Si la berline 2000 ne rencontrera guère son public sur le marché européen, elle aura toutefois plus de chance en Amérique du Sud, en particulier sur le marché brésilien, où elle réussira à trouver un second souffle. A partir de 1961, elle y sera construite par la société FNM (Fabrica Nacional de Motores), qui en a acquis la licence, dans l’usine que celle-ci possède à Xerém, près de Rio de Janeiro. Cinq ans plus tard, en 1966, la gamme brésilienne s’agrandit avec l’apparition d’une version sportive, la 2000 TIMB (abréviation pour Turismo Interzionale Modello Brasile) dont la mécanique sera poussée jusqu’à 160 chevaux, qui vient épauler le modèle standard. Les cinéphiles amateurs du cinéma populaire français des années soixante se souviennent peut-être du film Furia à Bahia pour OSS 117 (A cette époque, bien avant que Jean Dujardin n’endosse à son tour le costume de Hubert Bonnisseur de la Bath, alias OSS 117, le héros des romans de Jean Bruce avait déjà connu plusieurs adaptations au grand écran. Réalisés par André Hunebelle (Aqui l’on doit les films de cape et d’épée comme Le Capitan et surtout la trilogie Fantômas, tous avec pour héros Jean Marais), cet épisode voyait l’agent secret, interprété par Frederick Stafford (Acteur un peu tombé dans l’oubli aujourd’hui, l’un de ses autres rôles les plus marquants fut dans L’Etau d’Alfred Hitchcock, où il côtoiera notamment les acteurs français Michel Piccoli et Philippe Noiret), arpenter les routes brésiliennes au volant d’une berline FNM 2000. Lorsqu’en 1968, le constructeur milanais prend le contrôle de l’usine, la FNM 2000 est remplacée par la FNM 2150. Si la carrosserie a été redessinée, sous son capot, on retrouve toujours une mécanique à quatre cylindres. Elle y sera produite jusqu’en 1974, avant de céder sa place à l’Alfa Romeo 2300.

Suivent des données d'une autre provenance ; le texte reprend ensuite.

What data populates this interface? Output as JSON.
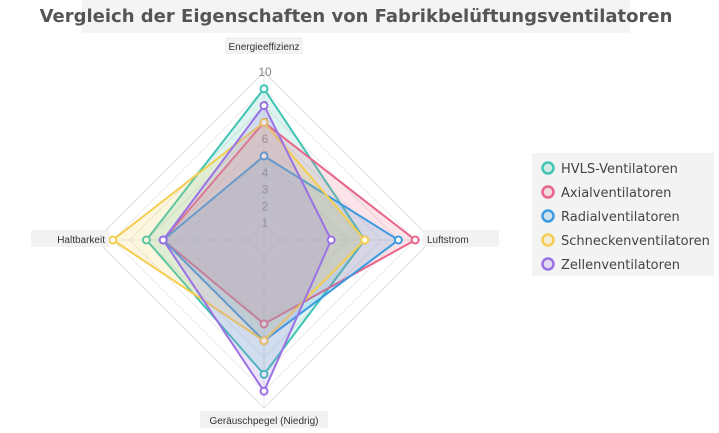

Si l’arrivée d’un nouveau six cylindres au Salon de Genève en mars 1962, ne parviendra pas à relancer la carrière de la berline 2000 (présentée en 1957), rebaptisée 2600 et légèrement restylée pour l’occasion, les carrossiers italiens qui se pencheront sur le châssis de la berline Alfa pour en dériver des versions sportives en feront eux, un meilleur usage, en lui offrant un meilleur écrin. Le coupé Bertone et le spider créé, lui, par Touring, (dévoilés, eux aussi, au Salon de Genève, en même temps que la berline), nantis d’une version plus poussée du six cylindres (qui, avec l’aide de trois carburateurs Solex, délivre 145 chevaux) verront leur comportement transfiguré et se montrent donc bien plus véloces que la berline, qui ne dispose, elle, que de 130 ch (même s’il est vrai que le sport n’ est pas sa vocation à elle). Comme sur cette dernière, les trains roulants bénéficient de freins à disques à l’avant (qui équiperont les quatre roues à partir de 1963). Pouvant approcher les 200 km/h, elles permettent à la marque de revenir dans le peloton de tête dans la catégorie des modèles de grand tourisme et les Alfa n’ont désormais plus à rougir face à la concurrence. Le Spyder en profite pour recevoir, dans la foulée, un léger lifting bienvenu qui modernise sa silhouette. Le maillage de la grille de calandre est simplifié, les deux prises d’air parallèle ornant le capot-moteur de la 2000 se réunissent pour n’en former plus qu’une seule sur la 2600. Par ailleurs, les doubles baguettes latérales et les fausses ouïes d’ aération disparaissent (ce que certains amateurs regretteront), ainsi que les superbes roues fil, remplacées par une seule baguette courant le long des bas de caisse. Sa carrière sera malheureusement écourtée à cause des difficultés financières croissantes auxquelles est confronté le carrossier milanais. Acculé à la faillite, Touring est contraint d’en cesser la fabrication dès 1965, après avoir produit 2 255 Spiders 2600 en trois ans. L’atelier renommé fermera ses portes le 31 décembre 1966.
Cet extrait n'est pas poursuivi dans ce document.